Fri 23 Dec 2016
Director James Gray returns in his 2013 production of The Immigrant to one of his recurrent themes – the one that made him known in the first long feature film he made Little Odessa – immigration, and to his preferred background which features also in his debut but also in the more recent Two Lovers – New York. Actually his other well known feature film We Own the Night was not located too remotely as well. In all his last film we also enjoy the presence of Joaquin Phoenix, an actor that I highly appreciate. We can already speak about a cluster of works happening more or less in the same milieu, with a team of actors and a style of story telling that make it consistent. Not necessarily successful – to my taste at least.
This story of two sisters arriving in New York in the 1920s, and their fight to remain in the New Promised Land and survive by all means could have been made in 1930, or 1960, or 1990. It would have looked a little different as technical means differ, but otherwise not too much seems to have changed. The 2013 version adds too little from an emotional point of view to really make a true impact. Neither does the passionate and tragic love story between the pimp and the new innocent immigrant look too true. It starts as a story of mutual destruction, it continues as a tragic love triangle, it ends by destroying the charmer and the harmer in a too much expected way.

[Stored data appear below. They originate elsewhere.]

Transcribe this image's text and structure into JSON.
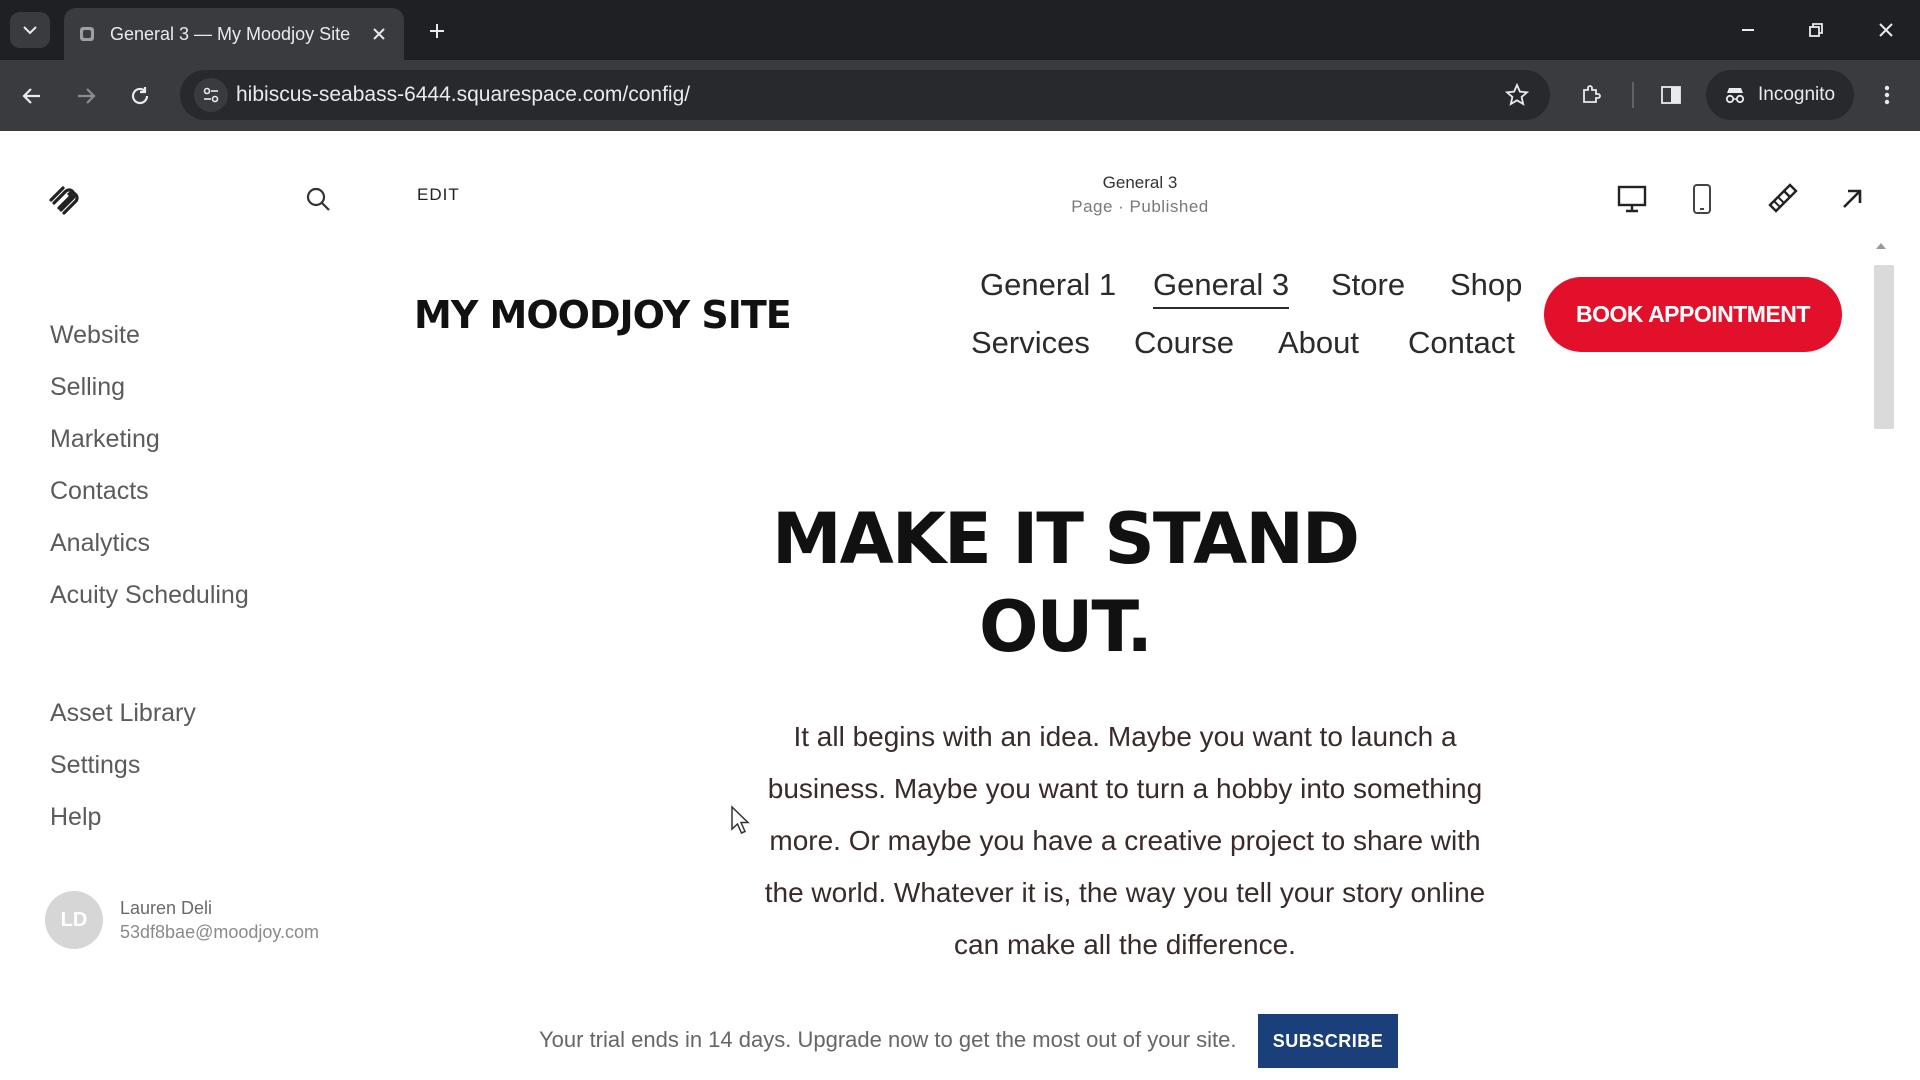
{
  "browser": {
    "tab_title": "General 3 — My Moodjoy Site",
    "url": "hibiscus-seabass-6444.squarespace.com/config/",
    "profile_label": "Incognito"
  },
  "header": {
    "edit_label": "EDIT",
    "page_name": "General 3",
    "page_status": "Page · Published"
  },
  "sidebar": {
    "items": [
      "Website",
      "Selling",
      "Marketing",
      "Contacts",
      "Analytics",
      "Acuity Scheduling"
    ],
    "secondary_items": [
      "Asset Library",
      "Settings",
      "Help"
    ],
    "user": {
      "initials": "LD",
      "name": "Lauren Deli",
      "email": "53df8bae@moodjoy.com"
    }
  },
  "site": {
    "title": "MY MOODJOY SITE",
    "nav": [
      "General 1",
      "General 3",
      "Store",
      "Shop",
      "Services",
      "Course",
      "About",
      "Contact"
    ],
    "active_nav": "General 3",
    "cta_label": "BOOK APPOINTMENT",
    "hero_title_line1": "MAKE IT STAND",
    "hero_title_line2": "OUT.",
    "hero_body": "It all begins with an idea. Maybe you want to launch a business. Maybe you want to turn a hobby into something more. Or maybe you have a creative project to share with the world. Whatever it is, the way you tell your story online can make all the difference."
  },
  "trial_banner": {
    "text": "Your trial ends in 14 days. Upgrade now to get the most out of your site.",
    "button_label": "SUBSCRIBE"
  },
  "colors": {
    "cta_red": "#e3102b",
    "subscribe_navy": "#1b3f7a",
    "chrome_dark": "#1f2023",
    "chrome_toolbar": "#3a3b3f"
  },
  "icons": [
    "tab-list-icon",
    "close-icon",
    "plus-icon",
    "minimize-icon",
    "restore-icon",
    "back-arrow-icon",
    "forward-arrow-icon",
    "reload-icon",
    "site-settings-icon",
    "star-icon",
    "extensions-icon",
    "side-panel-icon",
    "incognito-icon",
    "kebab-menu-icon",
    "squarespace-logo-icon",
    "search-icon",
    "desktop-icon",
    "mobile-icon",
    "design-brush-icon",
    "external-arrow-icon"
  ]
}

If there is one actress who can play wonderfully melodrama today on screens, this is Marion Cotillard. She does exactly what is expected, and so does Joaquin Phoenix. This is not enough. Director James Gray knows how to tell a story on screen, but his style must overcome the cliches in order to free the good director we guess he is. Chaplin’s film with the same name made almost 100 years ago still remains a stake of value hard to exceed.